Researchers at Caltech have taken a meaningful step toward solving this challenge with a new underwater robotic system that “surfs” on naturally occurring fluid flows to propel itself forward with minimal energy expenditure. This novel method of propulsion could extend the operational range and longevity of autonomous underwater and aerial vehicles, bringing about new possibilities for exploration in challenging environments.

The palm-sized robot, known as CARL (Caltech Autonomous Reinforcement Learning robot), demonstrates how intelligent navigation can dramatically reduce the energy demands of autonomous systems. In particular, CARL exploits vortex rings — circular currents of water — to “ride” background flows rather than fight against them.

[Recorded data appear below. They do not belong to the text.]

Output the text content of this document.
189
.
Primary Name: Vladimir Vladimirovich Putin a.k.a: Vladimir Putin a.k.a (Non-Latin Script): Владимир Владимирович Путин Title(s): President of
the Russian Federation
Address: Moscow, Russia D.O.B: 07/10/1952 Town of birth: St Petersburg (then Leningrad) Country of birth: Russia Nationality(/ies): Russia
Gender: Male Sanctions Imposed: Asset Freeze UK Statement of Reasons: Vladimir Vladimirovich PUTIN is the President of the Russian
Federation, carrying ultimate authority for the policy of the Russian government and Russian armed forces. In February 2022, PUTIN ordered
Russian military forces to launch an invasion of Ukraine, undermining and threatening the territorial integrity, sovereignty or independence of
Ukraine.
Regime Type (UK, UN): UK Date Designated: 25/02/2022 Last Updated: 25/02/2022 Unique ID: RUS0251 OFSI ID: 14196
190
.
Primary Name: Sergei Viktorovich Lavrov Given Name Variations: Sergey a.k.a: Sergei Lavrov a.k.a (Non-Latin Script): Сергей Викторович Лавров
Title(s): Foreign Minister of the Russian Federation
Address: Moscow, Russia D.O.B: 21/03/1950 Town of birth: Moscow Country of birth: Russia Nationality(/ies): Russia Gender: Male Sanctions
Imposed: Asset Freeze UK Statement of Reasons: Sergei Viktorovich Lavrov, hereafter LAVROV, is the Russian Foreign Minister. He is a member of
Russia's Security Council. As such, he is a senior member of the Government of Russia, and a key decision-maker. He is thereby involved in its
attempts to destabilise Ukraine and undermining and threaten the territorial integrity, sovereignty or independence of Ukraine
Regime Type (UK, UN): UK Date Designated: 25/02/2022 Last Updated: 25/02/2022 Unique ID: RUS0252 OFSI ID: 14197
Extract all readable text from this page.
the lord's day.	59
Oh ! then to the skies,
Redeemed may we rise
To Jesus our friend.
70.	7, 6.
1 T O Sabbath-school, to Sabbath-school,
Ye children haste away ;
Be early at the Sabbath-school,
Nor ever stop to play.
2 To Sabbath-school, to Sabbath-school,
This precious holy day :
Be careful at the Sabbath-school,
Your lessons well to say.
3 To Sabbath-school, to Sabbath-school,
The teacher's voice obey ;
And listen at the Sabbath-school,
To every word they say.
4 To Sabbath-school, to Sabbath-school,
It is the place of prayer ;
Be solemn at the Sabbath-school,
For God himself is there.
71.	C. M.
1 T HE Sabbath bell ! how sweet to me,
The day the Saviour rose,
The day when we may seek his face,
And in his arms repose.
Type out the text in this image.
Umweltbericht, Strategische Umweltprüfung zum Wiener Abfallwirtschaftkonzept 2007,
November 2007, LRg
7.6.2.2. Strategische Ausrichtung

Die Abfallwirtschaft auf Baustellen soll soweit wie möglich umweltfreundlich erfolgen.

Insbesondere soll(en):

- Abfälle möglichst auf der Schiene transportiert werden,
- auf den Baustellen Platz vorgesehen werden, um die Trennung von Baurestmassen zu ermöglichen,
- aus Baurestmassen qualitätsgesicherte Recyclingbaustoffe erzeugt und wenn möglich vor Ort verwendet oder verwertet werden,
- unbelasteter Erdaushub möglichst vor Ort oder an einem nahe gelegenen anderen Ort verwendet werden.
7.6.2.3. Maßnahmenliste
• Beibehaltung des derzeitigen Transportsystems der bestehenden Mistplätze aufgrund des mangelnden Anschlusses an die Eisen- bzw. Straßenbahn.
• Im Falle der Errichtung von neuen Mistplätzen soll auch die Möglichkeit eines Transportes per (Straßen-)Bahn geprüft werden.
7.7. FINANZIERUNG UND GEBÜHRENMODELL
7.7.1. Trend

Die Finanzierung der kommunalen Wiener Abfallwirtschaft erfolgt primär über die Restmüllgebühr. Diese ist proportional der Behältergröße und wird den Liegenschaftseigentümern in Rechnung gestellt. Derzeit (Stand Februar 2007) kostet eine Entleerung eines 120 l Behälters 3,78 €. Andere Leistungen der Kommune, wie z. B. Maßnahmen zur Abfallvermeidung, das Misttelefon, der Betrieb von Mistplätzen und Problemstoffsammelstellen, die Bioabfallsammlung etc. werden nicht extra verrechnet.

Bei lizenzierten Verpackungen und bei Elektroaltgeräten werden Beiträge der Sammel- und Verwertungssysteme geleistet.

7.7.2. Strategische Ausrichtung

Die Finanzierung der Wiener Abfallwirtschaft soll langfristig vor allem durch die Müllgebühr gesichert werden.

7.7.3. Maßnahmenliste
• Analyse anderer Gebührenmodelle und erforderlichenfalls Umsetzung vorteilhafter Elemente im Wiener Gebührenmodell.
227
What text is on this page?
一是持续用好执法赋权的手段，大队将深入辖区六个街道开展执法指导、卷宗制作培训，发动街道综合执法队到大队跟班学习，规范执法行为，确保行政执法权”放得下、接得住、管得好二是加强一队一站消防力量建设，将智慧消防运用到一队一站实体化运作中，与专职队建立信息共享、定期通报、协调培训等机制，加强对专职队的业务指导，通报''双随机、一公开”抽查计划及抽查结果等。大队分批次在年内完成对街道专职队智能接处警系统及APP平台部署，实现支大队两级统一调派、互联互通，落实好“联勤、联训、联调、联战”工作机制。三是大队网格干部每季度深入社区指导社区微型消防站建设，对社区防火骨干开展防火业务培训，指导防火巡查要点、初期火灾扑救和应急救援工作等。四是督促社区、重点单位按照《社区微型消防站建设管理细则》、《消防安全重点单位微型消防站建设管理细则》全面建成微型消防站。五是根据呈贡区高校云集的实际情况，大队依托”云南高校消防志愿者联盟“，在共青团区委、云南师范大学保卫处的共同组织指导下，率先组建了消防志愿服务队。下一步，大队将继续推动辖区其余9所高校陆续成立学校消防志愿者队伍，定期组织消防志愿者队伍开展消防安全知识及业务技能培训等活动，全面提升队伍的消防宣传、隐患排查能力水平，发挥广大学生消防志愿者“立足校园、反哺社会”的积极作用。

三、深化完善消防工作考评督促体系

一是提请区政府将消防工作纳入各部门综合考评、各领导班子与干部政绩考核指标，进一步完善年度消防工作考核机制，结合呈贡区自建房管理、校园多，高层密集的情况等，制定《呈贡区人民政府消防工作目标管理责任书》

The team tested CARL in a 13,000-liter water tank equipped with a wall-mounted thruster to generate vortex rings. The robot was fitted with an onboard inertial measurement unit and ten motors that allowed it to move freely in all directions. However, instead of continuously propelling itself forward, CARL was programmed with a simple but highly effective algorithm that runs on a Teensy 4.1 development board: when it sensed a sudden acceleration in a specific direction — caused by the movement of the vortex — it would execute a short burst maneuver to enter the flow. Once inside, it could coast across the tank with minimal additional effort.

By taking advantage of these naturally occurring fluid structures, CARL was able to traverse the tank using only one-fifth of the energy that a conventionally programmed robot would require. This significant reduction in power consumption shows how autonomous systems can leverage environmental forces rather than work against them, potentially extending their operational capabilities by a large margin.

Today, autonomous underwater vehicles (AUVs) play a crucial role in ocean exploration, ecological monitoring, and underwater mapping. By harnessing currents in the ocean, future AUVs could extend their range and operate for longer durations without requiring frequent recharging or refueling. Similarly, aerial drones navigating complex wind patterns in urban environments could use gusts of wind to their advantage rather than continuously battling against them, conserving energy for mission-critical tasks.

Nature has long demonstrated the benefits of energy-efficient movement. Fish, for example, instinctively exploit unsteady vortices to swim with minimal effort, and birds use updrafts and wind currents to glide for extended periods. CARL’s ability to mimic these strategies in a robotic system suggests that future autonomous vehicles could become far more efficient by simply listening to what nature has been telling us all along.